Où en est l’Union Européenne en 2010 ?
Cette question peut aisément trouver réponse à la lecture des journaux actuels. Pourtant le discours de Joschka Fischer de l’an 2000, qui fixait les enjeux de la décennies à venir, apporte un éclairage nouveau, permettant d’aller plus loin que l’écume de l’évènement. Que nous dit Joschka Fischer ? Qu’au fond, notre génération doit faire face au plus délicat défi depuis le début de la construction européenne. La cause ? La chute du mur de Berlin en 1989 qui rend incontournable l’arrivée des pays de l’Est dans l’Union Européenne à courte échéance. Dans le cas contraire, le projet d’Union Européenne s’en trouverait décrédibilisé et l’Europe de l’Est serait soumise aux influences extérieures.
Joschka Fischer prévient : cette intégration massive de pays de l’Est ne peut se faire sans réforme constitutionnelle. L’Etat nation moderne a au fond trois sources de souveraineté : la monnaie, la sécurité intérieure, et la sécurité extérieure. La souveraineté en matière de monnaie est devenue européenne au traité de Maastricht. Joschka Fischer voit comme indispensable une réforme de la sécurité intérieure (la légitimité de l’exécutif par le peuple) et de la sécurité extérieure (l’armée et la diplomatie). Ces réformes ayant été trop tardives ou trop timides, l’intégration a été incomplète.
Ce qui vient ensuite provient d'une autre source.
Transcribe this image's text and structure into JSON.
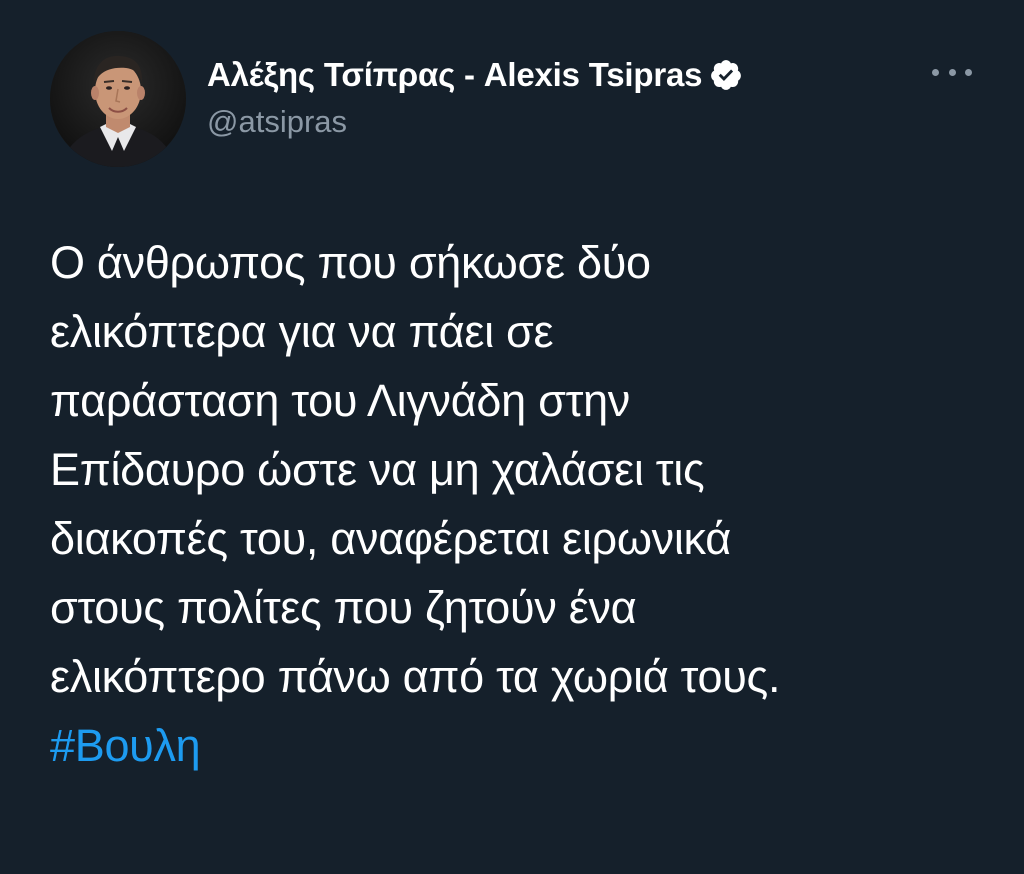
{
  "author": {
    "display_name": "Αλέξης Τσίπρας - Alexis Tsipras",
    "handle": "@atsipras",
    "verified": true,
    "avatar_icon": "profile-photo"
  },
  "menu": {
    "icon": "more-options-icon"
  },
  "tweet": {
    "lines": [
      "Ο άνθρωπος που σήκωσε δύο",
      "ελικόπτερα για να πάει σε",
      "παράσταση του Λιγνάδη στην",
      "Επίδαυρο ώστε να μη χαλάσει τις",
      "διακοπές του, αναφέρεται ειρωνικά",
      "στους πολίτες που ζητούν ένα",
      "ελικόπτερο πάνω από τα χωριά τους."
    ],
    "hashtag": "#Βουλη"
  },
  "colors": {
    "background": "#15202b",
    "text": "#ffffff",
    "secondary_text": "#8b98a5",
    "link": "#1d9bf0"
  }
}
Joschka Fischer perçoit de manière presque instinctive, que le concept de fédéralisme est menacé par l’ouverture des pays à l’Est et qu’au cours de la décennie, les problématiques politiques vont progressivement laisser place au sein des opinions à des problématiques économiques et identitaires : la question « veut on du fédéralisme ou de l’unionisme ? » laisse place aux questions : « que signifie être européen quand l’UE augmente double son nombre de pays », « quels risques pour nos économies cette révolution engendre-elle ? ».
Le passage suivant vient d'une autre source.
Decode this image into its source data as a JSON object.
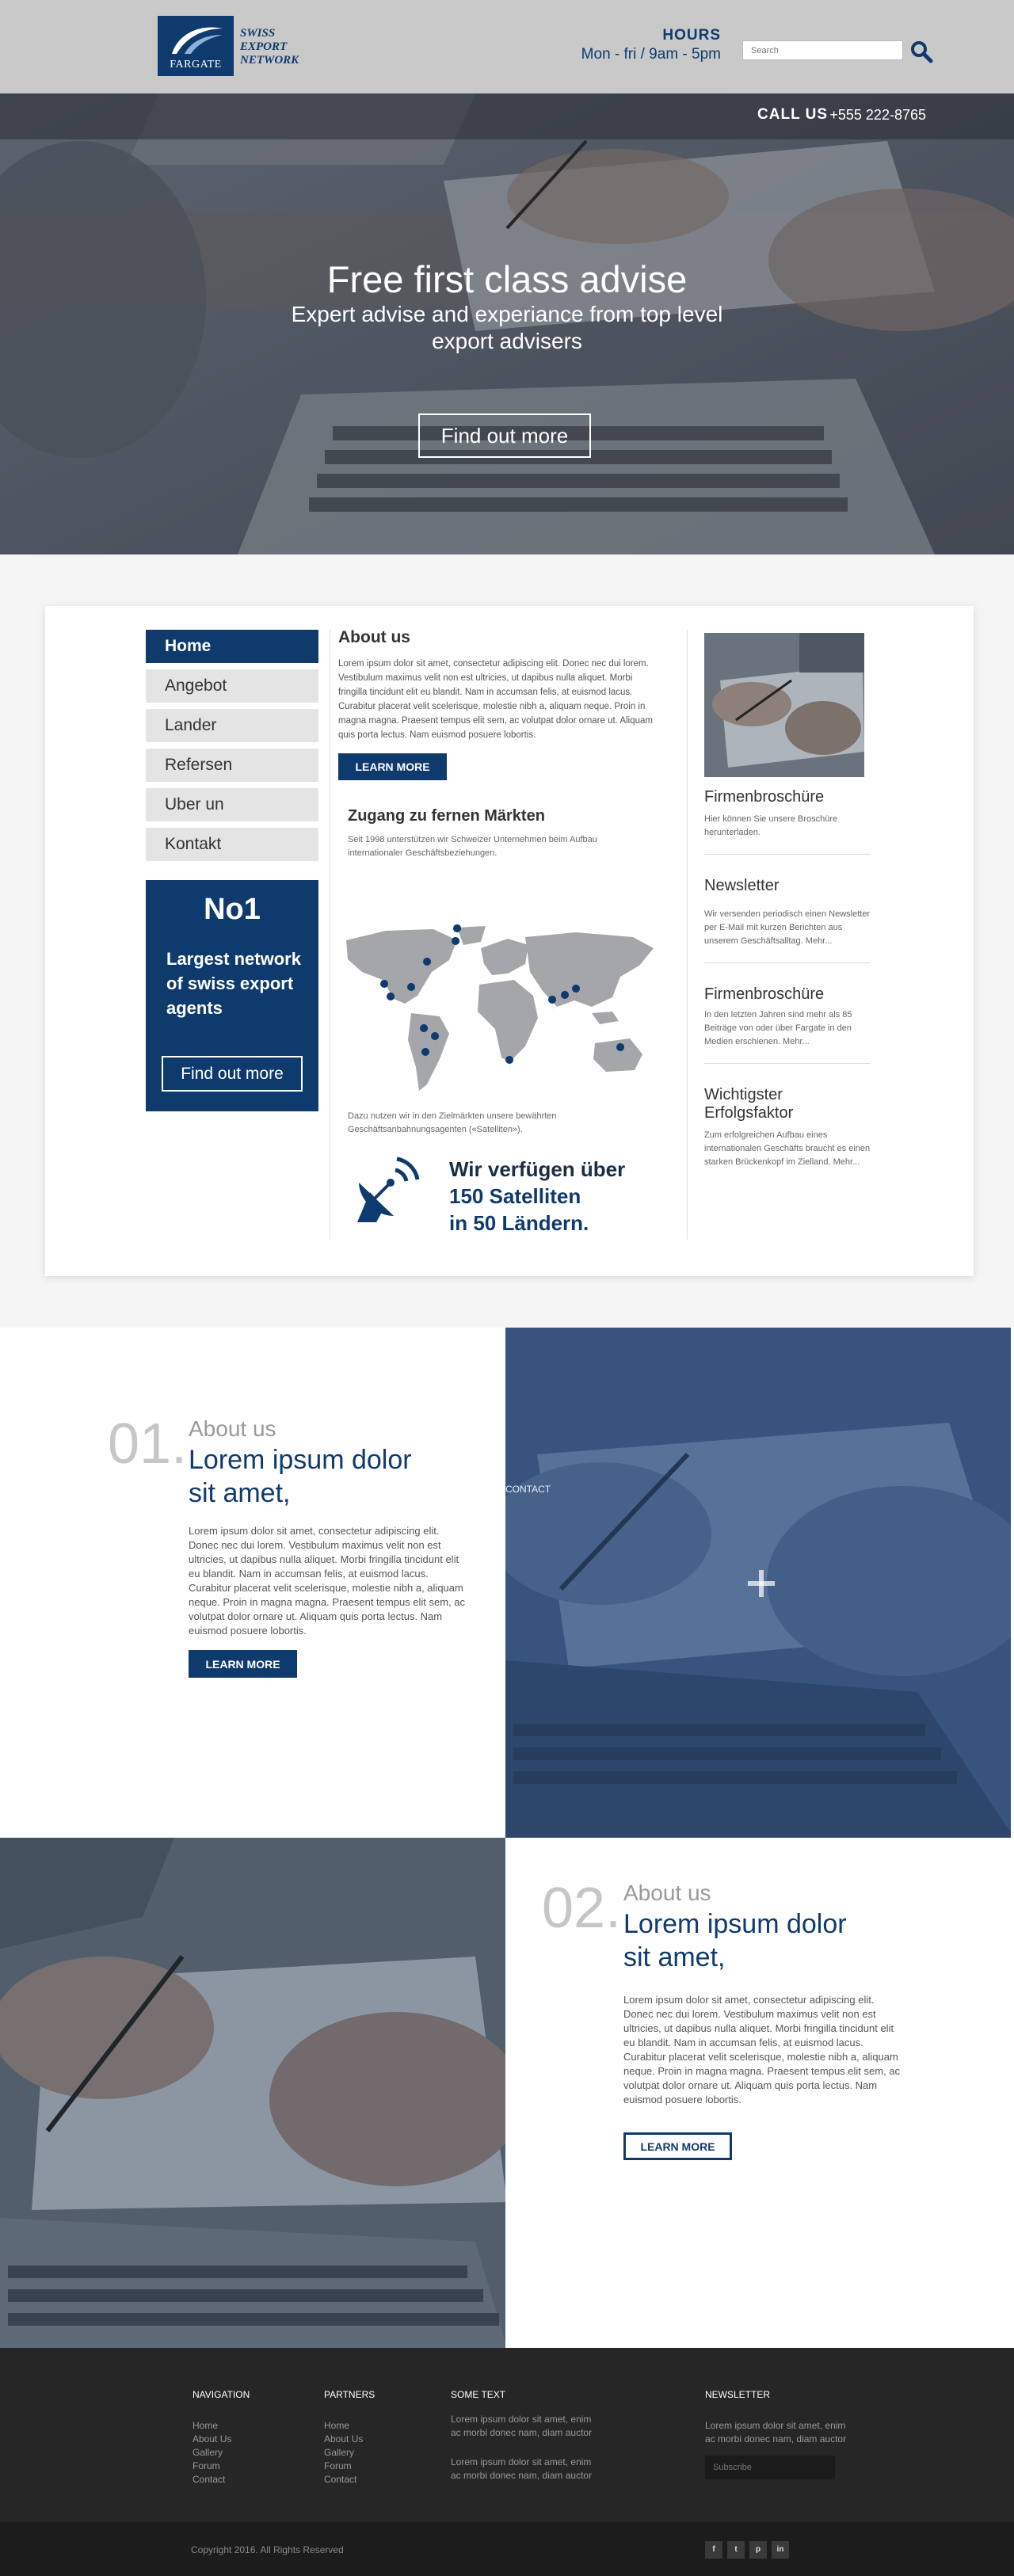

Pourtant, en 2010, avec la progressive mise en place du traité de Lisbonne, deux des trois transferts de souveraineté qu’appelle Joschka Fischer se mettent timidement en place, et laissent envisager des lueurs d’optimisme.
Quel est l’aboutissement du fédéralisme ?
Tout jeune européen ressent un jour la difficulté de définir personnellement le concept de fédéralisme et la vue d’ensemble du projet politique et institutionnel pour lequel il se bat.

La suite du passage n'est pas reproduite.